REPUBLIKA.CO.ID, SURABAYA -- Pengurus Wilayah Gerakan Pemuda Ansor Jawa Timur mengumpulkan para pengguna internet (netizen) dalam upaya untuk menangkal berita-berita palsu atau hoax yang marak bahkan hingga memicu konflik. "Kami tidak ingin masyarakat menelannya mentah-mentah dan terjebak dengan pemberitaan palsu," ujar Ketua Bidang Informasi dan Komunikasi PW GP Ansor Jatim M. Nur Arifin disela "Kopdar" Netizen NU Jatim di Surabaya, Ahad (29/1).
Sebanyak 200 pemuda yang terdiri dari berbagai komunitas pengguna internet dan pengurus Ansor se-Jatim dikumpulkan untuk menyamakan persepsi hingga membentuk sebuah wadah yang menjadi virtual dakwah dan bertugas memantau informasi berkembang. "Kalau ditemukan ada informasi yang mengarah ketidakbenaran maka akan ditindaklanjuti dan segera diluruskan agar masyarakat tahu mana yang benar dan tidak," ucap Wakil Bupati Trenggalek itu.
Dalam kesempatan tersebut, hadir Sekretaris Jenderal Pengurus Besar Nahdlatul Ulama Helmy Faishal yang mengaku bangga dan memberikan apresiasi terhadap Ansor Jatim karena telah membentuk tim "cyber" khusus menangkal berita palsu. "Dengan adanya tim ini maka informasi-informasi yang tersebar di sosial media dapat diluruskan. Ini sangat penting agar tak terjadi hal yang tak diinginkan," katanya.
Mantan Menteri Pembangunan Daerah Tertinggal tersebut berpesan ada beberapa hal yang harus dilakukan menyikapi informasi yang tidak jelas sumbernya, yaitu menelis narasi balik, konsolidasi pengguna internet NU agar terintegrasi serta memiliki komitmen berakhlakul karimah.
Sementara Wakil Gubernur Jawa Timur Saifullah Yusuf yang hadir pada kesempatan tersebut berharap, perkumpulan ini mampu membangkitkan kesadaran masyarakat NU dan masyarakat umum untuk selektif terhadap informasi yang beredar di sosial media.
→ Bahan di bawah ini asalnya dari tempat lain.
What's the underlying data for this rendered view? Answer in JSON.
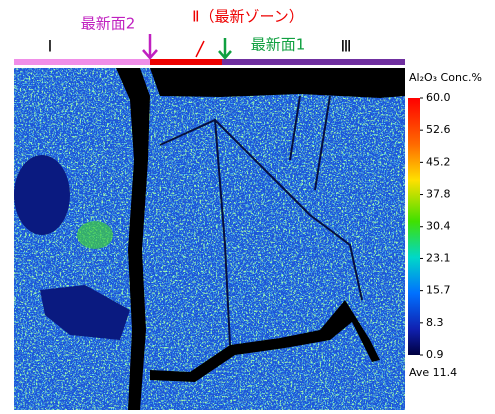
{
  "labels": {
    "zone_1": "Ⅰ",
    "zone_2": "Ⅱ（最新ゾーン）",
    "zone_3": "Ⅲ",
    "surface_2": "最新面2",
    "surface_1": "最新面1"
  },
  "colorbar": {
    "title": "Al₂O₃ Conc.%",
    "lim": [
      0.9,
      60
    ],
    "ticks": [
      {
        "value": 60,
        "label": "60.0"
      },
      52.6,
      45.2,
      37.8,
      30.4,
      23.1,
      15.7,
      8.3,
      0.9
    ],
    "average": "Ave 11.4"
  }
}
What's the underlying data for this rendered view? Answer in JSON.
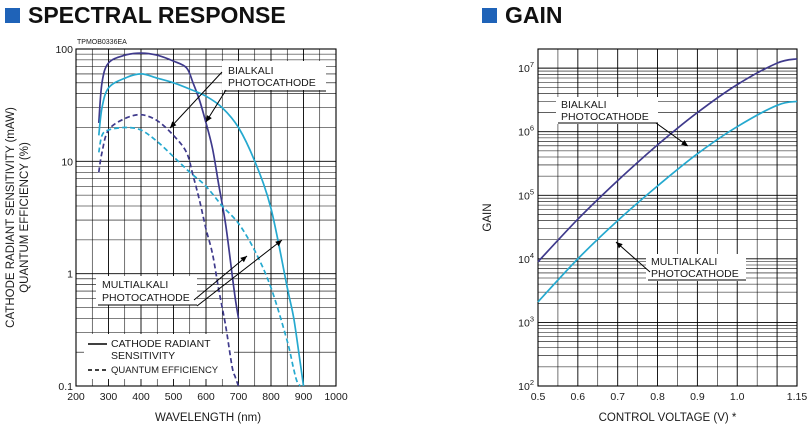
{
  "colors": {
    "accent": "#1f63b8",
    "bialkali": "#3f3a8c",
    "multialkali": "#25a9cf",
    "grid": "#000000",
    "text": "#1a1a1a"
  },
  "left_panel": {
    "heading": "SPECTRAL RESPONSE",
    "heading_icon": "square-bullet-icon"
  },
  "right_panel": {
    "heading": "GAIN",
    "heading_icon": "square-bullet-icon"
  },
  "chart_data": [
    {
      "type": "line",
      "title": "SPECTRAL RESPONSE",
      "code": "TPMOB0336EA",
      "xlabel": "WAVELENGTH (nm)",
      "ylabel_lines": [
        "CATHODE RADIANT SENSITIVITY (mAW)",
        "QUANTUM EFFICIENCY (%)"
      ],
      "xlim": [
        200,
        1000
      ],
      "ylim": [
        0.1,
        100
      ],
      "yscale": "log",
      "xticks": [
        "200",
        "300",
        "400",
        "500",
        "600",
        "700",
        "800",
        "900",
        "1000"
      ],
      "yticks": [
        {
          "value": 100,
          "label": "100"
        },
        {
          "value": 10,
          "label": "10"
        },
        {
          "value": 1,
          "label": "1"
        },
        {
          "value": 0.1,
          "label": "0.1"
        }
      ],
      "grid": true,
      "annotations": [
        {
          "text_lines": [
            "BIALKALI",
            "PHOTOCATHODE"
          ]
        },
        {
          "text_lines": [
            "MULTIALKALI",
            "PHOTOCATHODE"
          ]
        }
      ],
      "legend": {
        "placement": "bottom-left",
        "entries": [
          {
            "style": "solid",
            "text_lines": [
              "CATHODE RADIANT",
              "SENSITIVITY"
            ]
          },
          {
            "style": "dashed",
            "text": "QUANTUM EFFICIENCY"
          }
        ]
      },
      "series": [
        {
          "material": "bialkali",
          "quantity": "cathode radiant sensitivity",
          "style": "solid",
          "x": [
            270,
            280,
            300,
            350,
            400,
            450,
            500,
            540,
            560,
            580,
            600,
            620,
            640,
            660,
            680,
            690,
            700
          ],
          "y": [
            22,
            50,
            75,
            88,
            92,
            88,
            78,
            68,
            50,
            35,
            22,
            13,
            6,
            2.8,
            1,
            0.6,
            0.4
          ]
        },
        {
          "material": "bialkali",
          "quantity": "quantum efficiency",
          "style": "dashed",
          "x": [
            270,
            280,
            300,
            350,
            400,
            450,
            500,
            540,
            560,
            580,
            600,
            620,
            640,
            660,
            680,
            690,
            700
          ],
          "y": [
            8,
            12,
            19,
            24,
            26,
            23,
            17,
            12,
            7.5,
            4.5,
            2.5,
            1.5,
            0.7,
            0.35,
            0.15,
            0.12,
            0.1
          ]
        },
        {
          "material": "multialkali",
          "quantity": "cathode radiant sensitivity",
          "style": "solid",
          "x": [
            270,
            280,
            300,
            350,
            400,
            450,
            500,
            550,
            600,
            650,
            700,
            750,
            800,
            850,
            870,
            890,
            900
          ],
          "y": [
            17,
            30,
            45,
            55,
            60,
            55,
            50,
            44,
            38,
            30,
            20,
            10,
            3.8,
            0.75,
            0.4,
            0.16,
            0.1
          ]
        },
        {
          "material": "multialkali",
          "quantity": "quantum efficiency",
          "style": "dashed",
          "x": [
            270,
            280,
            300,
            350,
            400,
            450,
            500,
            550,
            600,
            650,
            700,
            750,
            800,
            850,
            870,
            880,
            890
          ],
          "y": [
            12,
            17,
            19,
            20,
            19,
            15,
            11,
            8,
            6,
            4,
            2.8,
            1.6,
            0.75,
            0.25,
            0.14,
            0.11,
            0.1
          ]
        }
      ]
    },
    {
      "type": "line",
      "title": "GAIN",
      "xlabel": "CONTROL VOLTAGE (V) *",
      "ylabel": "GAIN",
      "xlim": [
        0.5,
        1.15
      ],
      "ylim": [
        100,
        20000000
      ],
      "yscale": "log",
      "xticks": [
        "0.5",
        "0.6",
        "0.7",
        "0.8",
        "0.9",
        "1.0",
        "1.15"
      ],
      "xtick_values": [
        0.5,
        0.6,
        0.7,
        0.8,
        0.9,
        1.0,
        1.15
      ],
      "yticks": [
        {
          "value": 100,
          "base": "10",
          "exp": "2"
        },
        {
          "value": 1000,
          "base": "10",
          "exp": "3"
        },
        {
          "value": 10000,
          "base": "10",
          "exp": "4"
        },
        {
          "value": 100000,
          "base": "10",
          "exp": "5"
        },
        {
          "value": 1000000,
          "base": "10",
          "exp": "6"
        },
        {
          "value": 10000000,
          "base": "10",
          "exp": "7"
        }
      ],
      "grid": true,
      "annotations": [
        {
          "text_lines": [
            "BIALKALI",
            "PHOTOCATHODE"
          ]
        },
        {
          "text_lines": [
            "MULTIALKALI",
            "PHOTOCATHODE"
          ]
        }
      ],
      "series": [
        {
          "material": "bialkali",
          "x": [
            0.5,
            0.6,
            0.7,
            0.8,
            0.9,
            1.0,
            1.1,
            1.15
          ],
          "y": [
            9000,
            42000,
            170000,
            620000,
            2000000,
            5500000,
            12000000,
            14000000
          ]
        },
        {
          "material": "multialkali",
          "x": [
            0.5,
            0.6,
            0.7,
            0.8,
            0.9,
            1.0,
            1.1,
            1.15
          ],
          "y": [
            2100,
            10000,
            40000,
            140000,
            450000,
            1200000,
            2600000,
            3000000
          ]
        }
      ]
    }
  ]
}
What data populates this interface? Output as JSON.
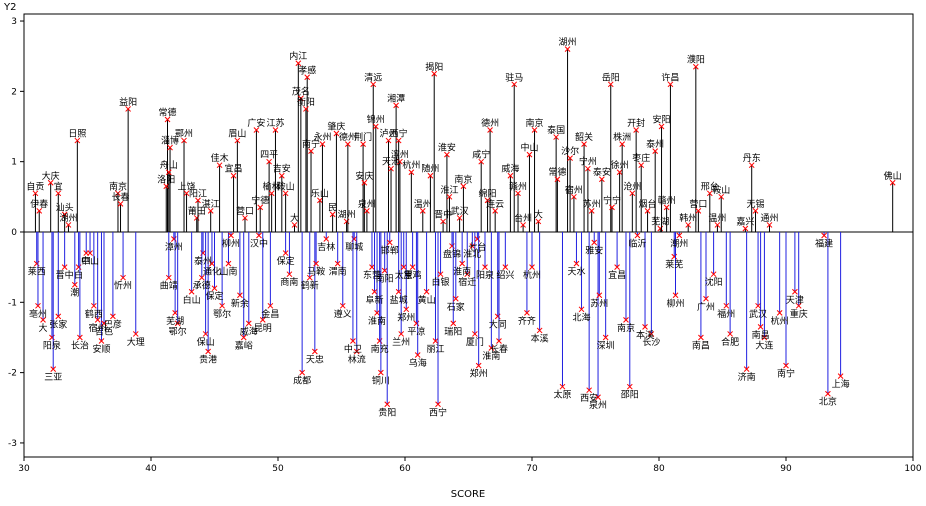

Menurut dia, ada tiga hal yang harus dilakukan menangkal berita tidak benar, pertama menutup situs, kedua adalah membangun kesadaran masyarakat, dan terakhir narasi balik.
"Berdasarkan survei lembaga tertentu, penutupan situs-situs media sosial hanya 30 persen dampaknya sehingga yang terpenting perlu ada kesadaran dari masyarakat dan membuat narasi balik," kata Gus Ipul, sapaan akrabnya. Pria yang juga salah seorang Ketua PBNU ini meyakini ke depan informasi berita palsu tidak akan laku seiring dengan semakin kritisnya masyarakat.